Premature optimization and design paralysis are evil. Don't fall into the trap of worrying about a simple check. If you're concerned, implement and profile.
I think you're under-estimating how powerful hardware can be - even the low-end hardware. An if statement comparing a simple boolean is pretty cheap and should be the least of your concerns in a game. I agree that checking for the condition every frame isn't ideal - but there a lot of difference ways you can circumvent this if you're that concerned. The check is extremely cheap and many others have went over this - but I'll try to give yet another detailed explanation. You've tagged this under Java and C++ and mentioned Android 1.5 in a comment - so presumably that is your target.
Check only when necessary. If you have an objective that is obtain a score of 10, 000 points; add a check on your setter for score or add a callback to the achievement manager, preferably to verify this. The objective manager would just be a simple hash map of enums and booleans; (I picked hash map for the fast lookup times) the callback makes a quick lookup into this table and sets it to unlocked if needed.
Optimize for the game objectives. If your game objective is "kill 5 ships", keep a counter of the alive ships left; don't query the game state directly. Evaluate the state deltas as they are completed so you don't have to do an expensive computation all at once. This is handy if your objective requires a lot of spatial probing that might be expensive. Does every yellow box need to be touching a green box? On collision, set a flag to determine this and then unset it when the object moves off. Keep the state easy to access and query.

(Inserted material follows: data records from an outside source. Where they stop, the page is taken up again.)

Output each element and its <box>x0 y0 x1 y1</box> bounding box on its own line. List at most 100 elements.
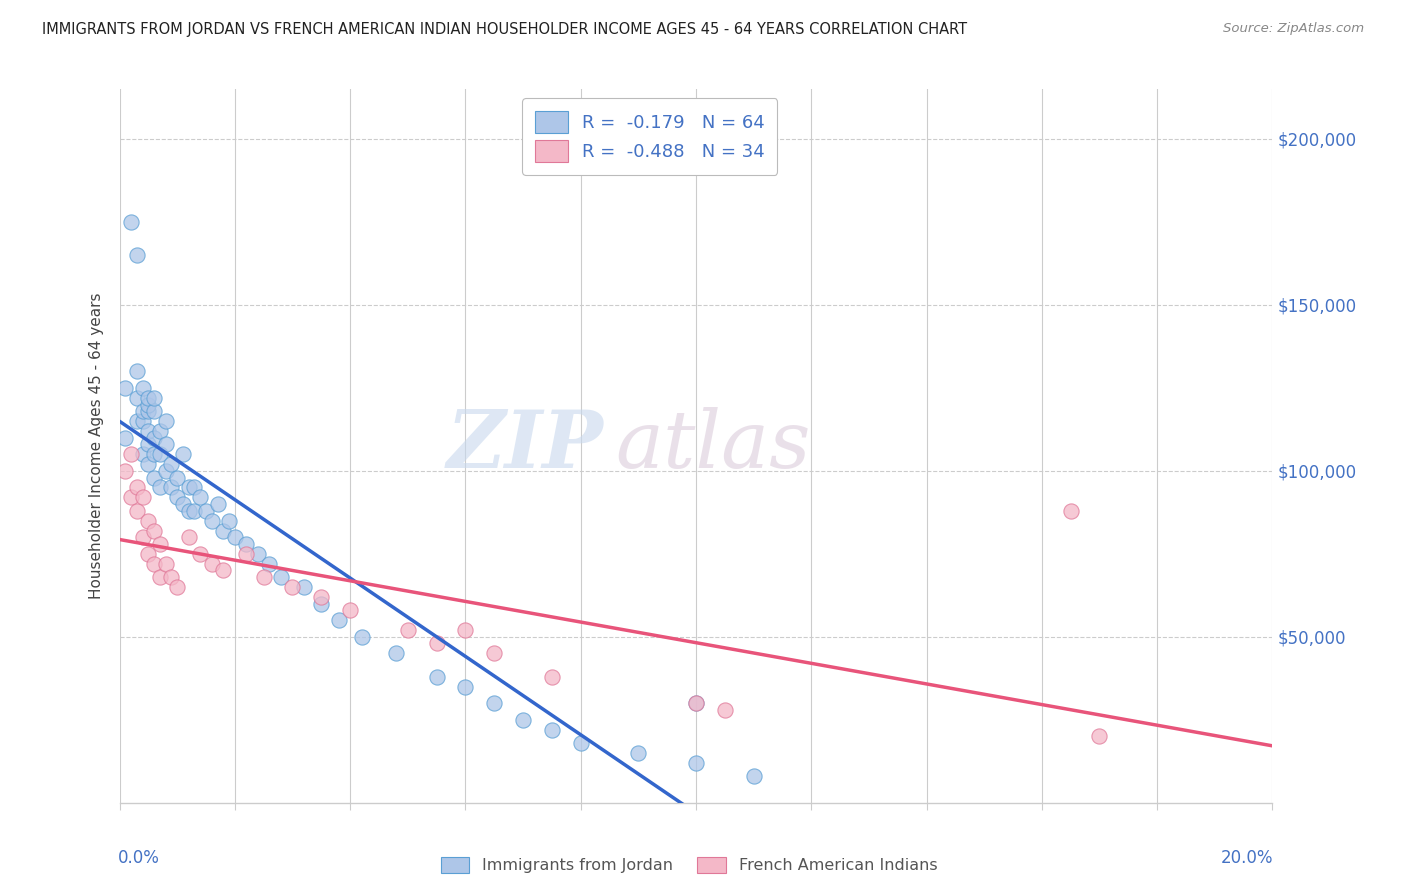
Point <box>385 647 408 661</box>
Point <box>138 404 160 418</box>
Point <box>114 464 136 478</box>
Point <box>143 391 166 405</box>
Point <box>259 557 281 571</box>
Point <box>188 491 211 505</box>
Point <box>160 457 183 471</box>
Point <box>339 603 361 617</box>
Point <box>138 424 160 438</box>
Point <box>685 696 707 710</box>
Point <box>396 624 419 638</box>
Point <box>138 547 160 561</box>
Point <box>155 557 177 571</box>
Point <box>114 381 136 395</box>
Point <box>149 570 172 584</box>
Point <box>120 491 142 505</box>
Text: Source: ZipAtlas.com: Source: ZipAtlas.com <box>1223 22 1364 36</box>
Point <box>292 580 315 594</box>
Point <box>120 215 142 229</box>
Point <box>207 497 229 511</box>
Text: 0.0%: 0.0% <box>118 849 160 867</box>
Point <box>177 504 200 518</box>
Point <box>131 414 153 428</box>
Point <box>1060 504 1083 518</box>
Point <box>194 504 217 518</box>
Point <box>125 481 148 495</box>
Point <box>218 514 240 528</box>
Point <box>166 491 188 505</box>
Point <box>125 248 148 262</box>
Point <box>143 557 166 571</box>
Point <box>224 530 246 544</box>
Point <box>131 530 153 544</box>
Point <box>540 670 562 684</box>
Point <box>425 670 447 684</box>
Point <box>155 437 177 451</box>
Point <box>143 447 166 461</box>
Point <box>713 703 737 717</box>
Point <box>138 457 160 471</box>
Point <box>183 481 205 495</box>
Legend: R =  -0.179   N = 64, R =  -0.488   N = 34: R = -0.179 N = 64, R = -0.488 N = 34 <box>523 98 778 175</box>
Legend: Immigrants from Jordan, French American Indians: Immigrants from Jordan, French American … <box>434 850 943 880</box>
Point <box>138 437 160 451</box>
Point <box>125 504 148 518</box>
Point <box>149 424 172 438</box>
Point <box>120 447 142 461</box>
Point <box>484 647 506 661</box>
Point <box>143 404 166 418</box>
Point <box>627 746 650 760</box>
Point <box>309 597 333 611</box>
Point <box>125 391 148 405</box>
Point <box>685 696 707 710</box>
Point <box>125 414 148 428</box>
Text: IMMIGRANTS FROM JORDAN VS FRENCH AMERICAN INDIAN HOUSEHOLDER INCOME AGES 45 - 64: IMMIGRANTS FROM JORDAN VS FRENCH AMERICA… <box>42 22 967 37</box>
Point <box>183 504 205 518</box>
Point <box>235 547 257 561</box>
Point <box>281 580 304 594</box>
Point <box>425 636 447 650</box>
Point <box>350 630 373 644</box>
Point <box>172 497 194 511</box>
Point <box>138 391 160 405</box>
Point <box>454 680 477 694</box>
Point <box>143 431 166 445</box>
Point <box>270 570 292 584</box>
Point <box>149 447 172 461</box>
Point <box>125 364 148 378</box>
Point <box>201 514 224 528</box>
Point <box>138 514 160 528</box>
Point <box>131 404 153 418</box>
Point <box>177 481 200 495</box>
Point <box>131 447 153 461</box>
Text: atlas: atlas <box>616 408 811 484</box>
Point <box>143 470 166 484</box>
Point <box>309 590 333 604</box>
Point <box>235 537 257 551</box>
Point <box>149 537 172 551</box>
Point <box>685 756 707 770</box>
Point <box>160 481 183 495</box>
Point <box>177 530 200 544</box>
Point <box>166 470 188 484</box>
Point <box>212 564 235 578</box>
Point <box>155 414 177 428</box>
Point <box>540 723 562 737</box>
Point <box>166 580 188 594</box>
Point <box>454 624 477 638</box>
Point <box>253 570 276 584</box>
Point <box>201 557 224 571</box>
Point <box>188 547 211 561</box>
Point <box>114 431 136 445</box>
Point <box>143 524 166 538</box>
Point <box>212 524 235 538</box>
Point <box>742 769 765 783</box>
Point <box>484 696 506 710</box>
Point <box>328 613 350 627</box>
Text: 20.0%: 20.0% <box>1220 849 1274 867</box>
Y-axis label: Householder Income Ages 45 - 64 years: Householder Income Ages 45 - 64 years <box>89 293 104 599</box>
Point <box>131 381 153 395</box>
Point <box>155 464 177 478</box>
Point <box>246 547 269 561</box>
Point <box>172 447 194 461</box>
Point <box>138 397 160 411</box>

Defer the check. If your check is more expensive than a single lookup and a few comparisons (expensive property getters, functions or lots of checks) and you really think you can't optimize the checks, then you can always defer your check. Your game likely has states that are idle or the player is not doing a whole lot. It's tough to say without knowing your game - but let me give a general gist.
We'll use Angry Birds as a quick example here to illustrate the purpose. Angry Birds probably has a lot of states in its state machine - but for simplification reasons we're going to assume just two.
The first state is when the birds are resting on the slingshot; they're idle and not doing anything and just waiting for user input. Not a lot of stuff is going and small FPS drops would go unnoticed the minute this state is transitioned to.
The second state is of course when the bird is flying through the air. After this state finishes (the bird has finished flight), the game transits back to the slingshot (state 1) and checks to see if all the pigs have seen defeat.
The idea of deferring the objective checks works exactly like Angry Birds does - you can queue up plausible objective checks that could have happened during that state and then you verify later when the load is acceptable and the end user won't notice any obvious frame drops.